Thank you, Meghan. As everyone has had the opportunity to vote, I now declare the polls closed. Meghan, please read the preliminary voting results for the meeting.
We have been informed by the Inspector of Election that preliminary vote report shows that each of the directors nominated for election have been elected, the Say-on-pay vote has been approved by a majority vote, and the auditors have been approved by a majority vote. We will publicly report the final voting results after the meeting.
This now concludes the formal business of the meeting. Since there is no further business to be brought forward, I declare this meeting to be adjourned. I will now turn the meeting over to our CEO, Brendan McCracken.

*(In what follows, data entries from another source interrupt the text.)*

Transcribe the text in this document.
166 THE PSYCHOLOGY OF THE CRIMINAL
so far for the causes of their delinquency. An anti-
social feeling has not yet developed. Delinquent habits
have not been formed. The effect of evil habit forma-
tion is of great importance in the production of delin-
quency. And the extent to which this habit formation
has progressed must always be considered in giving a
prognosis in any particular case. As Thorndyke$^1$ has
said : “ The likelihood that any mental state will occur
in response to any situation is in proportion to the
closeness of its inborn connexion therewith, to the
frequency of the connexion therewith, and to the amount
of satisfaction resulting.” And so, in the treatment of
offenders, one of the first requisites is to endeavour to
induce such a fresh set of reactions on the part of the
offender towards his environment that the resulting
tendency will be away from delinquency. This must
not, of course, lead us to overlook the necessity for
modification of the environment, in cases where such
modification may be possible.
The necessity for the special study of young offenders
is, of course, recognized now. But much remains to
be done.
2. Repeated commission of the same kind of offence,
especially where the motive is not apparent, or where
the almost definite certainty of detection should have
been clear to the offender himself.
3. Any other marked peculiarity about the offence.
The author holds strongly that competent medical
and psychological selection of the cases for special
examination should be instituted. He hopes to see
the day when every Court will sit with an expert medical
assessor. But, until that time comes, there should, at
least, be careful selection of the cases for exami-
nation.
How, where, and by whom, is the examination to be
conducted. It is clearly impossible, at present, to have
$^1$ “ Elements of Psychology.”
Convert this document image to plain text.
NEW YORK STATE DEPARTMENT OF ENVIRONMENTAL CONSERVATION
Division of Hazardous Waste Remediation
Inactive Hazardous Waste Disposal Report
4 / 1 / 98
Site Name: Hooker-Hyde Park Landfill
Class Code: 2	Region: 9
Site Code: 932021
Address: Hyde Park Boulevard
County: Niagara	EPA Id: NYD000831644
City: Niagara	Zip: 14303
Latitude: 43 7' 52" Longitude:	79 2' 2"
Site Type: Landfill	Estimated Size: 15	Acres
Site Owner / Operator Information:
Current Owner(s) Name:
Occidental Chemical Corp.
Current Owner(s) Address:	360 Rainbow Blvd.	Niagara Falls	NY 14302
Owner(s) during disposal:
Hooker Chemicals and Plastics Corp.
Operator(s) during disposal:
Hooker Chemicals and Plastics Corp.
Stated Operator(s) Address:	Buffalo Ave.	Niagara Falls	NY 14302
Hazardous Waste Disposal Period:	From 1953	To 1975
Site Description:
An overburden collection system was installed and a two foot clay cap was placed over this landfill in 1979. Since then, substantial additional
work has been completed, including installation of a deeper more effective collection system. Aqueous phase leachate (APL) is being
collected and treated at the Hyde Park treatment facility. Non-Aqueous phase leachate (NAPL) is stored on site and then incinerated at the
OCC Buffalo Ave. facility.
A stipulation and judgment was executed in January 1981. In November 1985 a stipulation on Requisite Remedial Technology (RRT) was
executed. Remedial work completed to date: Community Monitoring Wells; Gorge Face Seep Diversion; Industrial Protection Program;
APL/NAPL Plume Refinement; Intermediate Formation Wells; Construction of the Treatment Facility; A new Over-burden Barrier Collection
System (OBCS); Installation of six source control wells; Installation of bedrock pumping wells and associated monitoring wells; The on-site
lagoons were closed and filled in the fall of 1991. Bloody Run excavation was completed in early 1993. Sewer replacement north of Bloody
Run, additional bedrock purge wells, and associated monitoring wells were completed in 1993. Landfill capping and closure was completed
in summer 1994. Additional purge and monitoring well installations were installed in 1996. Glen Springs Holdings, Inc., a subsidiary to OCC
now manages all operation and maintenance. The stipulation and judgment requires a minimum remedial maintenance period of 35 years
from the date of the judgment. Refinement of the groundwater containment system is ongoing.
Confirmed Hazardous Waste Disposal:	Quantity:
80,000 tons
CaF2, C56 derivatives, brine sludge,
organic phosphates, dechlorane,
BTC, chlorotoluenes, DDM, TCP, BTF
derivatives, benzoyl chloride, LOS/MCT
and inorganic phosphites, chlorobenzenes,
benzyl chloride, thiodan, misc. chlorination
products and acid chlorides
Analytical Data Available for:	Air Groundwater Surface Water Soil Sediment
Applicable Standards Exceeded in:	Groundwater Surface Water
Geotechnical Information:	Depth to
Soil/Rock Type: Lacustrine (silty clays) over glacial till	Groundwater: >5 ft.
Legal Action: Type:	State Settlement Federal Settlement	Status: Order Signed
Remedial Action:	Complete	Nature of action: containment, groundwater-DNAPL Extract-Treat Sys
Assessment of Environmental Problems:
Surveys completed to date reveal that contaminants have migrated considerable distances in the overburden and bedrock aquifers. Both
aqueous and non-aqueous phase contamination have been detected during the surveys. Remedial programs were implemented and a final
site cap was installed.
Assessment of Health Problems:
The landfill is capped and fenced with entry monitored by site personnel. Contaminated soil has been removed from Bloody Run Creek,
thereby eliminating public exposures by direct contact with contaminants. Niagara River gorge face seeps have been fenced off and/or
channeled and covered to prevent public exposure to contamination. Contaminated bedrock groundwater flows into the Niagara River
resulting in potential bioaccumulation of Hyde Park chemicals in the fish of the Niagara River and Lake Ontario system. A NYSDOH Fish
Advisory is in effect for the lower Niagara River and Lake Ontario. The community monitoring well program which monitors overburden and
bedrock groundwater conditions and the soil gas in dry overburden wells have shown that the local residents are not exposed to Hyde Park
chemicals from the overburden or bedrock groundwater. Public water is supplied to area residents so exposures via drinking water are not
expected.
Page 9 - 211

Thank you, Peter. We will now take questions from our shareholders through the web portal. We will try to answer as many questions as time allows, but only questions relevant to the meeting will be addressed. Peter, there are no questions on the web portal. I'd like to remind our shareholders that our investor relations team is always available to take your calls. Back to you, Peter.
Thank you, everyone. That concludes our question-and-answer period. On behalf of the board, thank you for participating in today's meeting and for your investment in our company.
This concludes today's meeting. Thank you again for joining us.